19. Eisers subsidiaire stelling dat sprake is van ongeoorloofde rechtsdwang slaagt evenmin, omdat hij niet is gedwongen om afstand te doen van zijn recht om de definitieve navorderingsaanslag IB/PVV over 2011 en 2012 aan rechterlijke toetsing te onderwerpen. Het was aan eiser een afweging te maken om zijn beroep in te trekken en aanspraak te maken op een tegemoetkoming, ofwel een uitspraak van de rechtbank af te wachten.
Schadevergoeding wegens overschrijding van de redelijke termijn
20. Het is vaste rechtspraak van de CRvB (zie bijvoorbeeld de uitspraak van 16 februari 2022, ECLI:NL:CRVB:2022:568) dat als uitgangspunt geldt dat de bezwaar- en beroepsfase tezamen niet langer mogen duren dan twee jaar. Daarbij mag de behandeling van het bezwaar ten hoogste een half jaar en de behandeling van het beroep ten hoogste anderhalf jaar duren. Dit is behoudens factoren die onder omstandigheden aanleiding kunnen geven overschrijding van deze behandelingsduren gerechtvaardigd te achten. Van dergelijke omstandigheden is in dit geval niet gebleken. 21. In beginsel is een vergoeding van immateriële schade gepast van € 500,- per half jaar of een gedeelte daarvan, waarmee de redelijke termijn is overschreden. Volgens vaste rechtspraak van de CRvB vangt de termijn aan op het moment dat het bestuursorgaan het bezwaarschrift ontvangt en eindigt de termijn op het moment van de uitspraak. De minister heeft eisers bezwaarschrift ontvangen op 6 december 2022. Uitgaande van een redelijke termijn van twee jaar, zou de procedure uiterlijk 6 december 2024 moeten zijn afgerond met een uitspraak over eisers beroep. Bij de beoordeling in welke mate de redelijke termijn is overschreden, moet worden uitgegaan van de datum van deze uitspraak.

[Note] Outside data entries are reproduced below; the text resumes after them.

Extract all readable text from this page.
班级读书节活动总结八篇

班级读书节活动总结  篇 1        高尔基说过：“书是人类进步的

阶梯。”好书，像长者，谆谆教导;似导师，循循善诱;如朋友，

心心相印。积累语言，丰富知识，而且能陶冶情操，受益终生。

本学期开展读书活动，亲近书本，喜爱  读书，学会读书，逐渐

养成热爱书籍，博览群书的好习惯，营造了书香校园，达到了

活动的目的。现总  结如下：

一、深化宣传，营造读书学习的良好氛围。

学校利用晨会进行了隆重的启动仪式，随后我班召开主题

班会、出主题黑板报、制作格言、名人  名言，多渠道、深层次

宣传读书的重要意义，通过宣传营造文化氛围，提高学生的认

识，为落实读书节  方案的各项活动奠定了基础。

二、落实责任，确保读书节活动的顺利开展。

22. De redelijke termijn is overschreden met afgerond een maand. Daarmee correspondeert een vergoeding van immateriële schade van € 500,-. Omdat de behandeling van het bezwaar niet te lang heeft geduurd, is de termijnoverschrijding geheel toe te rekenen aan de rechtbank. De Staat wordt daarom veroordeeld tot vergoeding van een bedrag van € 500,-. De rechtbank merkt de Staat (de minister van Justitie en Veiligheid) in zoverre mede aan als partij in dit geding.